My roots and love for music were planted in this church. No matter what we did all week we were here every Sunday, Tuesday, and Friday. You would find the Jones Family at Tabernacle Church of God in Christ in Benton Harbor, MI. My dad LOVED this place. My dad was a Deacon at the church, and very passionate about his service. I was involved in everything here. It hurt him dearly when he got too ill to attend weekly worship. Even though he couldn’t attend, my family and I would still be in attendance.
We had our own language. No, seriously it was a code language. It developed overtime. It began with the look. You know the “look?” That I can hear you, and you ain’t doing what you’re supposed to be doing look. It amazed me that I was sitting behind him, I mean multiple pews back, and he could hear me talking. My dad didn’t play. My dad may have been strict, but he trusted me to make the right decisions. He instilled the importance of morals, and values within his children from the very beginning.
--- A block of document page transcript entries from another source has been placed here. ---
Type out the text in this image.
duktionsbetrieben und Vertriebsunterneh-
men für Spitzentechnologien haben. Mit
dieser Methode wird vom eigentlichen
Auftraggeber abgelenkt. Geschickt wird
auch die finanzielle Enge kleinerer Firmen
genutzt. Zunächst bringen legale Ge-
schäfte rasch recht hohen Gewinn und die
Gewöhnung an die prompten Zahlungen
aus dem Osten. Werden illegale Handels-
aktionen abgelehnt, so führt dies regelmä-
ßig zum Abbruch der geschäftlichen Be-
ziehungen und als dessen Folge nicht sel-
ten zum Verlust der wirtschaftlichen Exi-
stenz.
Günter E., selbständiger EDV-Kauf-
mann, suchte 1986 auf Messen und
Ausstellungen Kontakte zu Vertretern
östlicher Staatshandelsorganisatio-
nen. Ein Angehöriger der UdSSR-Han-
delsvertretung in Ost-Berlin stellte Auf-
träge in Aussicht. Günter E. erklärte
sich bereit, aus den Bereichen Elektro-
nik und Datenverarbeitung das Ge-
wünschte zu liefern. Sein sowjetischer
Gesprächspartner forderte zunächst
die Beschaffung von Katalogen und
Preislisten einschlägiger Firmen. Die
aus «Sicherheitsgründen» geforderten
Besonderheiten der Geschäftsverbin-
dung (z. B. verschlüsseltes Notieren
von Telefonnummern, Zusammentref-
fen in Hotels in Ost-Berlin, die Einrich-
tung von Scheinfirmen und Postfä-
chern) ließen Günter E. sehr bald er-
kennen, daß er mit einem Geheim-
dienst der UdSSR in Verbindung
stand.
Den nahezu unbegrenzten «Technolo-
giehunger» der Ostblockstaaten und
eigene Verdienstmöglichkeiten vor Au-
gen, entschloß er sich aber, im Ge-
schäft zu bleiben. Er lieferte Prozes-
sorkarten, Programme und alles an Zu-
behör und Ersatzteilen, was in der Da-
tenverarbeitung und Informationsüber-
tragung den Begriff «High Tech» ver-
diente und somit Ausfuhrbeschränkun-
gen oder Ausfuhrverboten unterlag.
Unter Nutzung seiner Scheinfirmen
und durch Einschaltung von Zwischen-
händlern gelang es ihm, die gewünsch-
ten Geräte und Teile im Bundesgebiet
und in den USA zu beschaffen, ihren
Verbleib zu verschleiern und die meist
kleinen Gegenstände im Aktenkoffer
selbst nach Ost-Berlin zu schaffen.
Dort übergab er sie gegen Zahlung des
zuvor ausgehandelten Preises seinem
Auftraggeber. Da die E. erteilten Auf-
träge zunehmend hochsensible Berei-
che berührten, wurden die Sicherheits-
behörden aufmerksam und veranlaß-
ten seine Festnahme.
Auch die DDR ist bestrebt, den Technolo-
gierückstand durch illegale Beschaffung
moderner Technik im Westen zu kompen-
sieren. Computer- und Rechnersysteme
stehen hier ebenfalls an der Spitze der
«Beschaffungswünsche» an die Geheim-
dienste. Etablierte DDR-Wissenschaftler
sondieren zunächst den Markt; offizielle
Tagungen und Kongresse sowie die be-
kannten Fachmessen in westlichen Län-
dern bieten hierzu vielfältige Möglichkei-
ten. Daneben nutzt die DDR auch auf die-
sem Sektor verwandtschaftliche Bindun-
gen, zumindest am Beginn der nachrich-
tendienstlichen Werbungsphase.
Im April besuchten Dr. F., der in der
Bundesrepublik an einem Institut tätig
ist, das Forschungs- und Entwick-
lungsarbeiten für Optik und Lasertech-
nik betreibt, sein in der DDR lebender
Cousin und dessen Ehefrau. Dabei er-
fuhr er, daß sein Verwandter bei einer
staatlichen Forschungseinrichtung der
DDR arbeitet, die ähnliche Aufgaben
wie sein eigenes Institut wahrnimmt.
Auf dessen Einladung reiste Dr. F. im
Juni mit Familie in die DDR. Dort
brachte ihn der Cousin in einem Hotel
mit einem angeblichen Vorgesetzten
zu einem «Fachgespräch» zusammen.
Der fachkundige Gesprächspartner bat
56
After my dad passed I felt guilty because I had all of this free time, because I was his caregiver. I found myself feeling lost the first couple of months after he passed. I was unsure of what I wanted to do with this second phase of my life, which seemed to come upon me instantly. I decided to revisit a love that we both shared. Music.
I went back to writing, and recording because that’s where I found my peace. The drive was there to complete things that I also wanted to do, and the plan is to release music dedicated to him.
I feel it’s so important to release your grief. I used to overthink the process of dealing with my grief. It finally got to the point where I heard the Spirit say, “Stop It.” Those tears instantly stopped when I heard that voice in the middle of a meltdown. I decided to let go, and let God. Only He could direct me through this process of grief. If not, I could become angry, bitter, broken, and mad for no reason. Simply because I haven’t released those bottled feelings. Death is apart of life, and even though my father discussed it often I still wasn’t prepared for the life after without him. I’m not sure you can ever be prepared for the feelings that come after losing someone that meant so much to you.
I have my moments. I’m human. I will say that I do enjoy when a memory pops up in my head and I’m able to text my siblings, and we can share that moment together. It’s cleansing. You need “maintenance,” because life will continue, and things will continue to pile up.
On the exterior a person can seem to be doing okay. Exuding this unbelievable strength, and you’re probably thinking, can I have just an ounce of that. Please know that I have those times when I am weak on the inside, but my faith definitely keeps me.